O barco não somente chegou no horário previsto, como descobri ser desnecessário adquirirmos as passagens para adentrarmos. O meio de transporte em questão era fruto de uma promessa não cumprida de campanha eleitoral, uma vez que o governante à época não foi capaz de construir uma ponte naquela rota. Diante daquela informação, vi para crer e compreendi, em plena prática, uma organização política e econômica que posiciona o governo como responsável por promover o bem-estar social da população.

Com todos os pelos do meu moreno corpo brasileiro eriçados, desisti até da teoria que vinha construindo ao longo das férias europeias de que aqueles indivíduos todos ao meu redor não eram da raça humana. Em verdade vos digo, são detentores desde a manjedoura do direito de usufruir dos bens e serviços oferecidos pelo Estado, a partir do princípio de dignidade universal. “Por isso esse povo é ateu, Marcela! Não precisam ter fé em nada”, teologizei aos berros, dedos indicadores em riste, incrédula, lembrando de todas as vezes que estive no encalço de um ônibus destruído na Capital da Esperança ou na Cidade Maravilhosa.

De costas para o entendimento que considera o serviço público um direito do cidadão, o brasileiro transita com dificuldade pelas injustas delimitações que ocorrem dentro do sistema capitalista e separam pessoas de diferentes níveis sociais, provação esta, segundo muitos autores, imposta em grande parte pela exploração e opressão de uma classe dominante sobre uma classe dominada. Esta teoria econômico-social de grande valia e esmiuçada ao longo dos séculos pela academia e gente de classe média frequentadora de bares ruins foi-me aplicada no mundo real logo durante a provocadora infância, espaço da vida individual muito útil para aprendizados duradouros.

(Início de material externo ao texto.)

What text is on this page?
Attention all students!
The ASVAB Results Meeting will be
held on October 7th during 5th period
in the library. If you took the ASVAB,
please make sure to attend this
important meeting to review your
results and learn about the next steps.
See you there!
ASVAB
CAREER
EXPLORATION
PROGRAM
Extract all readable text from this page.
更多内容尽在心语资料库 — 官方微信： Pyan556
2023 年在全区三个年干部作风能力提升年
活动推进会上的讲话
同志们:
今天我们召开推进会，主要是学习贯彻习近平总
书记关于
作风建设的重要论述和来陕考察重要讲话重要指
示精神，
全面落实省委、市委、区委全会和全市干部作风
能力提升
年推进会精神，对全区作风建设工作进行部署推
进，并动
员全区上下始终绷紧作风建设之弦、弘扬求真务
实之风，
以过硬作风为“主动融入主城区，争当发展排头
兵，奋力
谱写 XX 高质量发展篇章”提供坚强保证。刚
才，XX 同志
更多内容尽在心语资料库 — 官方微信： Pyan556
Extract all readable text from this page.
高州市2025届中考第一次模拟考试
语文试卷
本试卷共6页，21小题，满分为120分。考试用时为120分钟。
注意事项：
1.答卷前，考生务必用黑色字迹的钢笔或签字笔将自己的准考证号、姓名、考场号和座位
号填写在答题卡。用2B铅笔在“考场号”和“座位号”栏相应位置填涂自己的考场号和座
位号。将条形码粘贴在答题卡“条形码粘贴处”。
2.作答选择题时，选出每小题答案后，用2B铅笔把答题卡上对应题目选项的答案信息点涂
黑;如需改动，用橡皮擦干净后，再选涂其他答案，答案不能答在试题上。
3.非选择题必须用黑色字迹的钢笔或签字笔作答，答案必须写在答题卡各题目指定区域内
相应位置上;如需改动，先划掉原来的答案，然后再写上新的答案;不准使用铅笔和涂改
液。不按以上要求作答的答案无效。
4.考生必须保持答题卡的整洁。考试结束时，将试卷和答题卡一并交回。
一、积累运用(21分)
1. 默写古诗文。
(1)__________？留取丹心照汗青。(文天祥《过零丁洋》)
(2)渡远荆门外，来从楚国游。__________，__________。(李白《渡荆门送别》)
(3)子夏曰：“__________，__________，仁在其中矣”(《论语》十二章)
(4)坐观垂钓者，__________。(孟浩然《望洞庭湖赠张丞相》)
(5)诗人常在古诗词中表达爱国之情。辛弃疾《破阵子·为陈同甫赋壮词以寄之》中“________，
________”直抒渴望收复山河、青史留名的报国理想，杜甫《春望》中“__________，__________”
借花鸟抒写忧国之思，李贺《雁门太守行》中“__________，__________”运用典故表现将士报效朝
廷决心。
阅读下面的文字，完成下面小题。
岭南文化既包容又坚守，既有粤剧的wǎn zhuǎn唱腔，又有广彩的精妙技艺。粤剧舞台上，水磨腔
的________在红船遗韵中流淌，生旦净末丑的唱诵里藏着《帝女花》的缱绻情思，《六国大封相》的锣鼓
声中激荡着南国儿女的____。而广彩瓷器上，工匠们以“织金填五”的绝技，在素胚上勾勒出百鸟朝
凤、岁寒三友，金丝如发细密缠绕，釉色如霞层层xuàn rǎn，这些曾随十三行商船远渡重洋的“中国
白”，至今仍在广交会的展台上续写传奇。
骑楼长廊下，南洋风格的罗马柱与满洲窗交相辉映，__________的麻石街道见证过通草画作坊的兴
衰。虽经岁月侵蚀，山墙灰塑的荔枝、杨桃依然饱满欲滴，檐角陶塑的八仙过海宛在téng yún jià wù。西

Naquele tempo, como irmã mais nova, eu fazia parte do proletariado e participava da máquina capitalista com a principal ferramenta para manter a engrenagem produtiva: minha valorosa força de trabalho. Eu era responsável principalmente por pegar os copos d’água, o cobertor, os biscoitos se estivessem ao meu alcance na cozinha, a toalha, o papel higiênico, além de desligar a televisão sem controle remoto que estanciava no quarto divido com o único membro da burguesia: minha irmã mais velha. Detentora dos meios de produção, era Ju quem poderia me lecionar as regras e praticar os jogos de baralho, dominó e tabuleiro, ajudar nos desafiadores deveres de casa, ler revistas em quadrinhos enquanto predominava o analfabetismo do proletariado, entre outras atividades intelectuais.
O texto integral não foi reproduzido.